My mom has dementia

She is pretty far gone. She forgets things from 4 minutes ago. She does not know what month, day, or year it is. She does dangerous and weird things. You know what I am talking about.

She gets nurse visits weekly. Nurses know what’s happening.

Thing is, because of things beyond my control, she has not yet gone to be formally diagnosed.

She just thinks her legs hurt. Otherwise she is healthy and has great memory.

I tell her that her memory is extremely bad and she forgets things after minutes. She does not believe me.

Should I start using the words “You have dementia, mom?”

I know she will get extremely angry and not believe me.

Hi Gilbert
Welcome to the forum
In my opinion there is no point in telling your mom she has dementia. She will deny, get upset or angry, then forget. You will be even more frustrated. I used to go along with my husbands confabulations because he truly believed they were true. It’s not easy but easier than arguing.
Would be so much better if you could get an assessment arranged for her. She would be entitled to council tax discount and possibly you would get some help.
The Alzheimer’s society would be able to advise you.

No point. Good luck.

There IS a real point in having a dementia diagnosis, because then you qualify for exemption from Council Tax from the day of diagnosis, once you also apply for Attendance Allowance.
Do you have Power of Attorney, or are you mum’s DWP Appointee.
All this assuming you are in the UK?

Sounds incredibly difficult. Sorry to hear you’re in such a challenging situation. She would need a physical to make sure there is something out of sorts with her bloods etc before concluding. There are lots of other things that can effect memory. Early onset often runs genetically? Is this the case in your family? Keep encouraging her to see someone.

"Memory loss can just be a natural part of getting older.

Sometimes it may be caused by something common and treatable like:


anxiety or depression

sleeping problems (insomnia)

Occasionally, memory loss can be a sign of something more serious, such as dementia.

Do not try to self-diagnose the cause of your memory loss – always see a GP."

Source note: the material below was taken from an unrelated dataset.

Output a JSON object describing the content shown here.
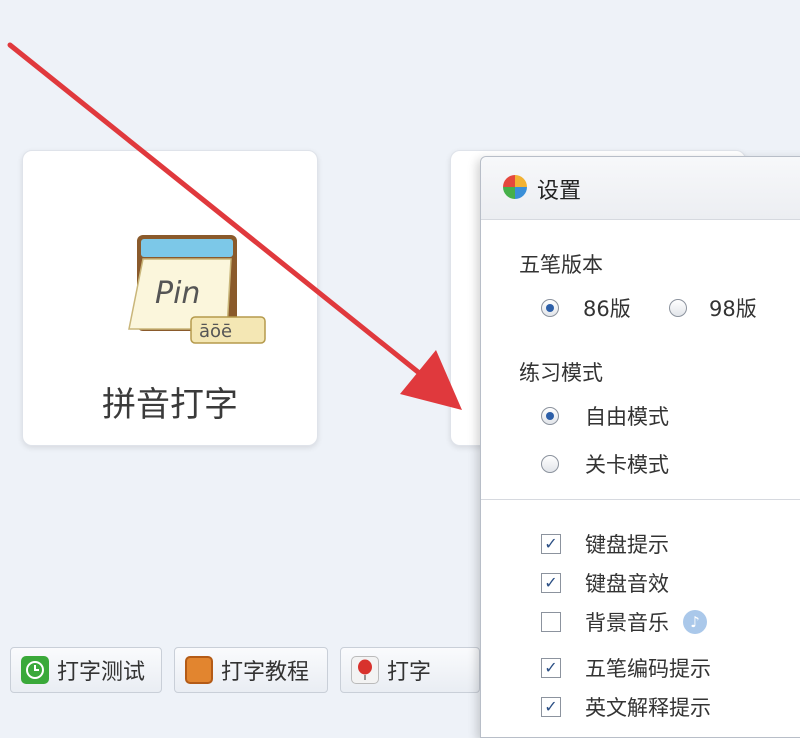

I read your post and please know you are not alone. My dad is 57 with early on set Alzheimer’s. It got worse this past year, and now that my mom and sister are home due to quarantine (I don’t live at home) they are afraid to leave him alone when my mom goes back to work and my sister goes back to college. It’s been really stressful for her. He isn’t totally gone and you can have conversations with him, so I imagine he’s in the beginning/middle stages but there has been a decline. You are doing an amazing job for your mother . Your emotional and mental well-being are also important. Making decisions for nursing homes or things like that is never easy, but I know a some point it becomes the best options. And you’re right, wishing it was over may sound cruel to others, but you don’t want to see the rapid decline be pronged longer to the point of suffering. Just know you are not alone!